We're pretty sure he suffered a slipped disk. Three days earlier, he was sitting on one of the big rocks by the creek with Austin and when I called him, instead of walking down the way he went up; he jumped off of the side which was at least 4 ft. high. Later that afternoon, he was walking funny and his back legs seemed to be failing when he tried to walk.

His condition worsened every day and by Sunday, it was obvious that he was suffering and in pain. He couldn't stand or hold his head up and I had to finally make the decision I knew was coming. It was incredibly sad and emotionally exhausting and I cried off and on all weekend.

I tried to talk to Austin before he left Friday, knowing that when he came back from vacation, Tojo would be gone. He didn't understand why someone would have to put a pet to sleep to keep him from suffering. He said we should just take him to the vet and get him fixed! Unfortunately, that was not an option.

Tojo is buried in the back yard and I still look for his face in the door of his doghouse whenever I look out there. I already miss him and look for him every time I go outside just out of habit. I have rejected any ideas about getting another dog. Ronald likes the fact that he barked when someone was around but I just don't care to get another one. I've always been more of a "cat" person most of my life... I guess a cat doesn't make a very good alarm though. *sigh*

An odd thing happened the day after he died...as I was driving across town I came to a red light and a motorcycle was in front of me at the light. It had a personalized license plate on it and when I got close enough to read it, I saw that it said "TOJO" ! That was really unexpected! One of my friends told me God was sending me a little "hi" from Tojo...lol...but at the time I was trying not to think about him and what had happened.

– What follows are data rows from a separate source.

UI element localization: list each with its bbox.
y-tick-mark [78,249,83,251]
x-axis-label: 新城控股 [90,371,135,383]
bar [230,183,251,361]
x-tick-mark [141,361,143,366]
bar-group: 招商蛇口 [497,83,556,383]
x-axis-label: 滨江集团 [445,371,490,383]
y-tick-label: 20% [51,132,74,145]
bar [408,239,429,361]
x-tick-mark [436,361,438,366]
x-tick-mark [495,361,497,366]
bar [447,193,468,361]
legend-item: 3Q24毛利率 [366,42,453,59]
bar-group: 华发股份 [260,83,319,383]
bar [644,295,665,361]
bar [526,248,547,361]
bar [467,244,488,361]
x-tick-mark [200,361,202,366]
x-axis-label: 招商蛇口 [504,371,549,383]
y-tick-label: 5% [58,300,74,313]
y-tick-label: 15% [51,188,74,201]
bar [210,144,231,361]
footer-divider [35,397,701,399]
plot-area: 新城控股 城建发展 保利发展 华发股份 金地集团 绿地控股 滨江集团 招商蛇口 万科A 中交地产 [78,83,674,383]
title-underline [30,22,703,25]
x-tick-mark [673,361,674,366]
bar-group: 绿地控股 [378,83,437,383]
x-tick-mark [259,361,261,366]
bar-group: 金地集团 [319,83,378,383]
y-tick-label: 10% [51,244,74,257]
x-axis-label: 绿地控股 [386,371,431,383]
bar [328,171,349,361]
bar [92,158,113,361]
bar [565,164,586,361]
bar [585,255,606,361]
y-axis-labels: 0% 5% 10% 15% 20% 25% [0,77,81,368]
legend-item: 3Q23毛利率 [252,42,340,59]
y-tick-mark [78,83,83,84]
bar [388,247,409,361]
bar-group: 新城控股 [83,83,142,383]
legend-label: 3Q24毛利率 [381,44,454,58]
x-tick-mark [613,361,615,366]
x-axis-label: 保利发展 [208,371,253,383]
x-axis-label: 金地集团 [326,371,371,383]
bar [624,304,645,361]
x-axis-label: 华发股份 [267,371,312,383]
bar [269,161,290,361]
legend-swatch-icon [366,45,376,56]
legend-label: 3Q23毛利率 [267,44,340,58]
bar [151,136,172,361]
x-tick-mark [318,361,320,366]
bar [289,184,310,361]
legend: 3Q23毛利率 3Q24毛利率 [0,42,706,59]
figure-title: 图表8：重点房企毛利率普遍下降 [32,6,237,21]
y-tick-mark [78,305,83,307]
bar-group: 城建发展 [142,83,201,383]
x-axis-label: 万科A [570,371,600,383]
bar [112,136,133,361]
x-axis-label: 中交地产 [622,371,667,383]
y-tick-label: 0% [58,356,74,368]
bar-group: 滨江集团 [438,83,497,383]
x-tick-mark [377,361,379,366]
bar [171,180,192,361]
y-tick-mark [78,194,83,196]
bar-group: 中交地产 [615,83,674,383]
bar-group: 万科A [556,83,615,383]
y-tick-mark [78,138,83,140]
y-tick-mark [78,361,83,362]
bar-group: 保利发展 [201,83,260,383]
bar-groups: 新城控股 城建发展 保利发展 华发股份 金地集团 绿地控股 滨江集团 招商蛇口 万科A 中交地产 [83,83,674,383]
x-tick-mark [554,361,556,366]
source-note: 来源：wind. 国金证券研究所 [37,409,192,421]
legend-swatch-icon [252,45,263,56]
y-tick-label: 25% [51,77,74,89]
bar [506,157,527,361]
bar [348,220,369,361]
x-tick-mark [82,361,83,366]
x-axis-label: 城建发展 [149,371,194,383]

I did hear these words of wisdom from my friend Brenda at church..."I think God gives us pets to help us learn to deal with death." I've never thought of it that way before, but I guess it makes sense.

Ronald was so helpful and thoughtful when I was upset and though he doesn't get emotional about animals, he was very understanding and sympathetic to my feelings. He tried to make things easier for me. I am blessed to have such a wonderful husband.